La vida me arrastra
de forma constante
en un ritmo irrefrenable
al que resulta imposible ponerle topes ni frenos.
Ya no tengo tiempo.
No tengo tiempo para mí mismo,
no tengo tiempo para leer ni para descubrir por donde camino,
me arrastra el destino,
la escalera social y relacional
que marca los ritmos.
Me asfixia el sistema,
el tictac frenético,
el constante acelerar porque sino me quedo fuera del juego.
Me frustra no tener tiempo para mis amigas,
no poder cuidar mis relaciones,
no poder quedar, mandar un audio de was sin ser conduciendo,
preguntar cómo estás, cómo te sientes, a qué tienes miedo.
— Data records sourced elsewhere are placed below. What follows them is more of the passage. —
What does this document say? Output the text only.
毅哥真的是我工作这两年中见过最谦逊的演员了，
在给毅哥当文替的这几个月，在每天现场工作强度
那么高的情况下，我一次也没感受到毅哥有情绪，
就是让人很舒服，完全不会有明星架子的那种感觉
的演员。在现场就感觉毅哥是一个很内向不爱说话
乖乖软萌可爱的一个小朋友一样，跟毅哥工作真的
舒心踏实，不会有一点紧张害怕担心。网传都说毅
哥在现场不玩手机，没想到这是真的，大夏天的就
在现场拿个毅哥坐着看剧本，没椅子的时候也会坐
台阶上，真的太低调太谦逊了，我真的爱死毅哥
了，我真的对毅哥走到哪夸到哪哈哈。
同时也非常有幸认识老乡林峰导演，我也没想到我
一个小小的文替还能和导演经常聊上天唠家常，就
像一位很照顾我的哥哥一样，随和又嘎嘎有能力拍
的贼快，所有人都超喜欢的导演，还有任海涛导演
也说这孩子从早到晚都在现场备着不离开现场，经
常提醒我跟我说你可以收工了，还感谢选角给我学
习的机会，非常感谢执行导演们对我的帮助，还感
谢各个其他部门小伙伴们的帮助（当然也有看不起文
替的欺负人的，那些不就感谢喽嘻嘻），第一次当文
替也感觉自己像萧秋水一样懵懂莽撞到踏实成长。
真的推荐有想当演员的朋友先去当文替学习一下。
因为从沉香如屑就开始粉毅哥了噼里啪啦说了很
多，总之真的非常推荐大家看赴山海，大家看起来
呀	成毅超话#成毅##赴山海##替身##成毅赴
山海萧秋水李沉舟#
Me frustra no poder celebrar las victorias,
desconectar de mis sentimientos,
coger cada preocupación, estrujarla y hacerla bonita y ponerla en el lado izquierdo del pecho,
a la altura de las costillas y el esternón,
no mirarlas, no escucharlas, pero saber que están ahí, palpitando, a punto de estallar, ocupando todo el espacio que debería ocupar el descanso y el bienestar.
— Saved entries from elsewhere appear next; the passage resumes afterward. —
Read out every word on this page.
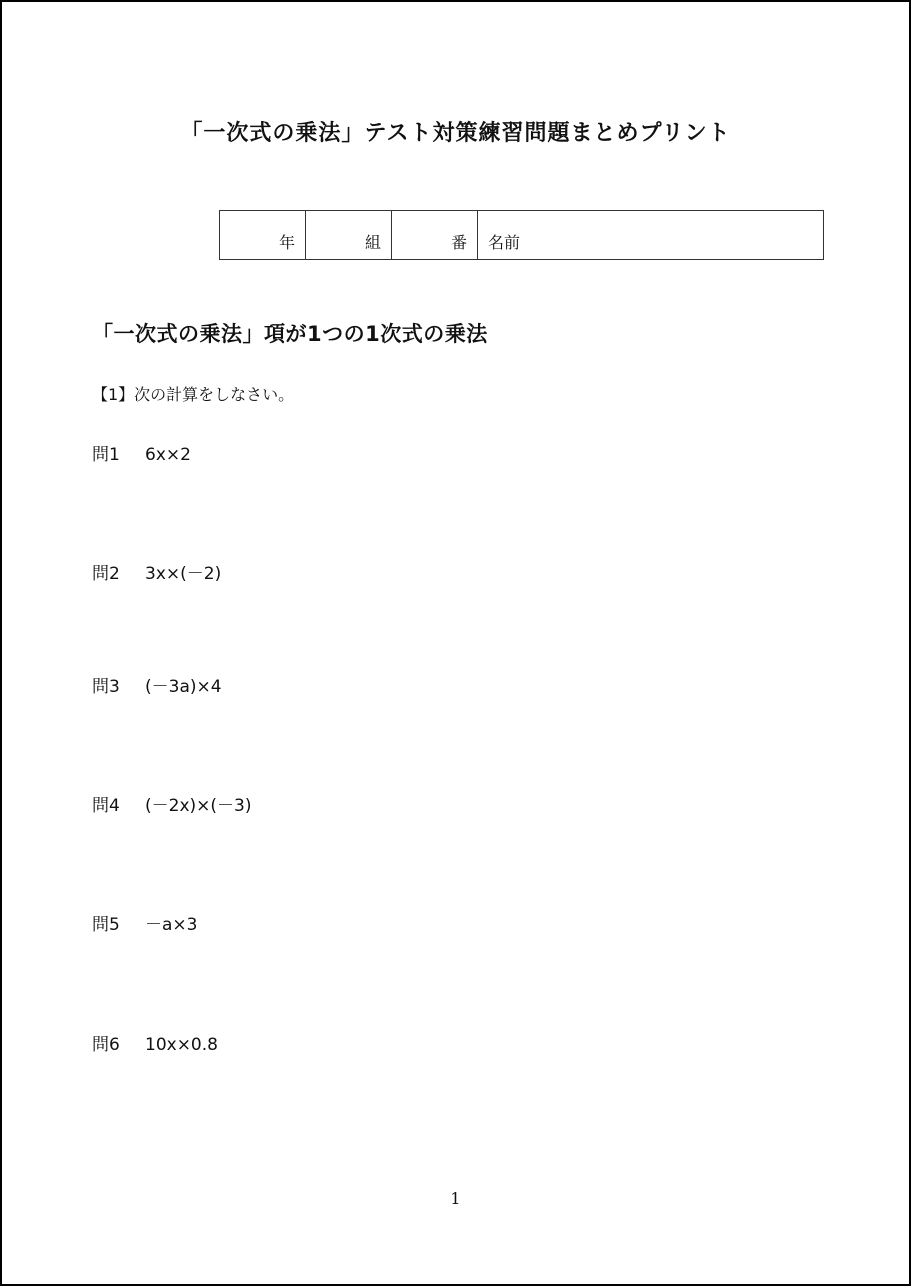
「一次式の乗法」テスト対策練習問題まとめプリント
年	組	番	名前
「一次式の乗法」項が1つの1次式の乗法
【1】次の計算をしなさい。
問1 6x×2
問2 3x×(－2)
問3 (－3a)×4
問4 (－2x)×(－3)
問5 －a×3
問6 10x×0.8
1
Sufro por no sentir la libertad,
por no poder pararme a ver el sol brillar,
por no tener tiempo para dibujar, para escribir, para soñar,
no tener siquiera la oportunidad de frenar y pensar hacia dónde quiero dar el siguiente paso que debo dar.
Actuar,
en piloto automático,
porque sino te quedas atrás.
Actuar,
como si nada importara,
porque si importa demasiado ya no podrás aguantar.
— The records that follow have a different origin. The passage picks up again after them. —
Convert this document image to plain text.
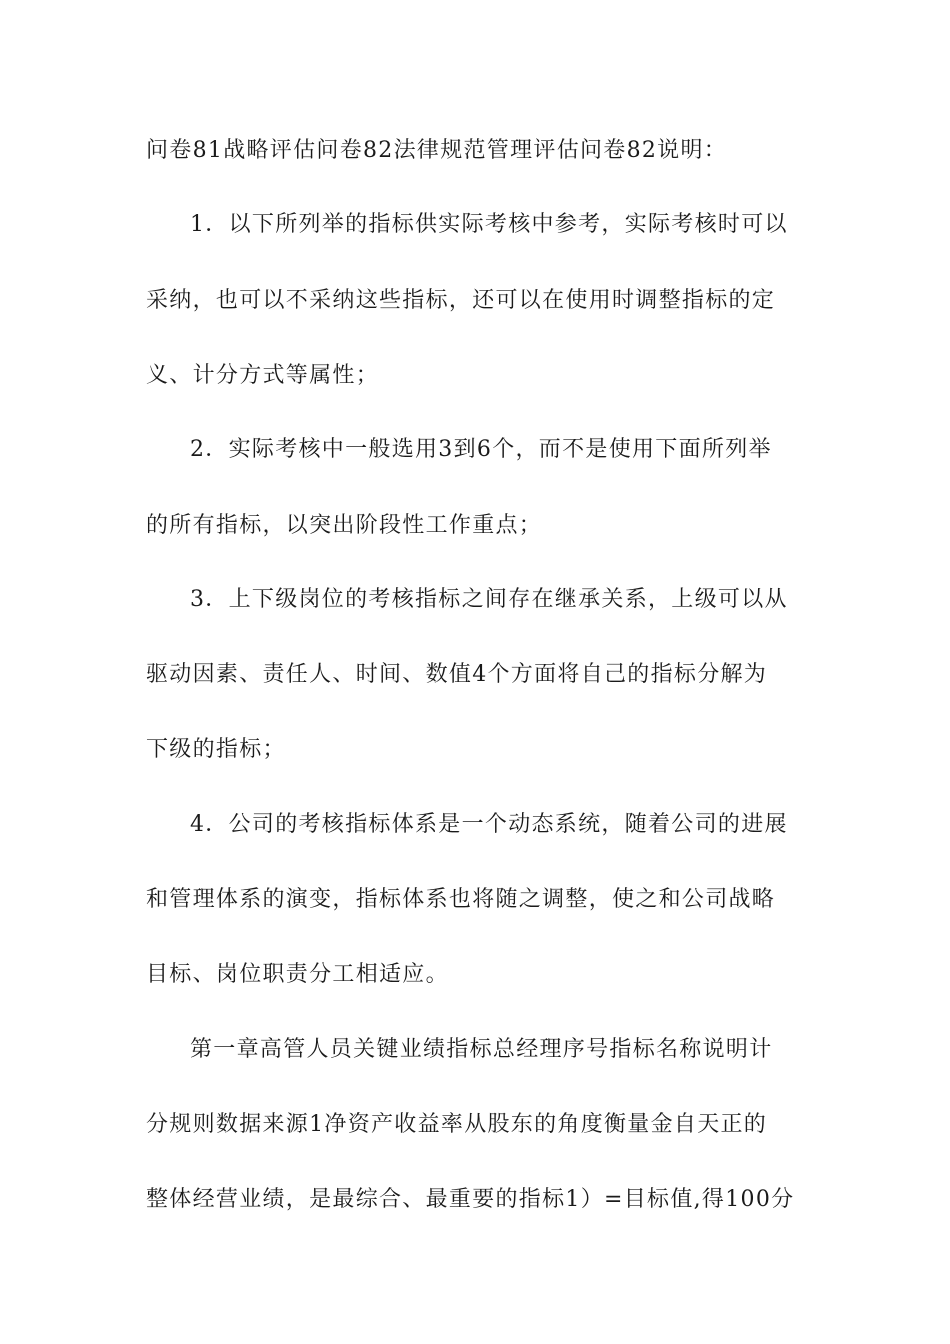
问卷81战略评估问卷82法律规范管理评估问卷82说明：
1．以下所列举的指标供实际考核中参考，实际考核时可以
采纳，也可以不采纳这些指标，还可以在使用时调整指标的定
义、计分方式等属性；
2．实际考核中一般选用3到6个，而不是使用下面所列举
的所有指标，以突出阶段性工作重点；
3．上下级岗位的考核指标之间存在继承关系，上级可以从
驱动因素、责任人、时间、数值4个方面将自己的指标分解为
下级的指标；
4．公司的考核指标体系是一个动态系统，随着公司的进展
和管理体系的演变，指标体系也将随之调整，使之和公司战略
目标、岗位职责分工相适应。
第一章高管人员关键业绩指标总经理序号指标名称说明计
分规则数据来源1净资产收益率从股东的角度衡量金自天正的
整体经营业绩，是最综合、最重要的指标1）=目标值,得100分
Porque todo consiste en aguantar.
Y aguantar.
Y aguantar.
Y estoy harto.
Y ya no quiero.
Así que hoy pese a todo lo que debo hacer,
y que luego me agobiaré,
he decidido frenar,
sentarme a escribir,
responder a mis amigas,
ponerme con ellas al día
y mientras tanto tranquilamente merendar.
Mañana una parte de mí se arrepentirá,
pero será la que está totalmente inserta en el sistema,
la otra
sabrá que habrá valido la pena respirar un poco de libertad.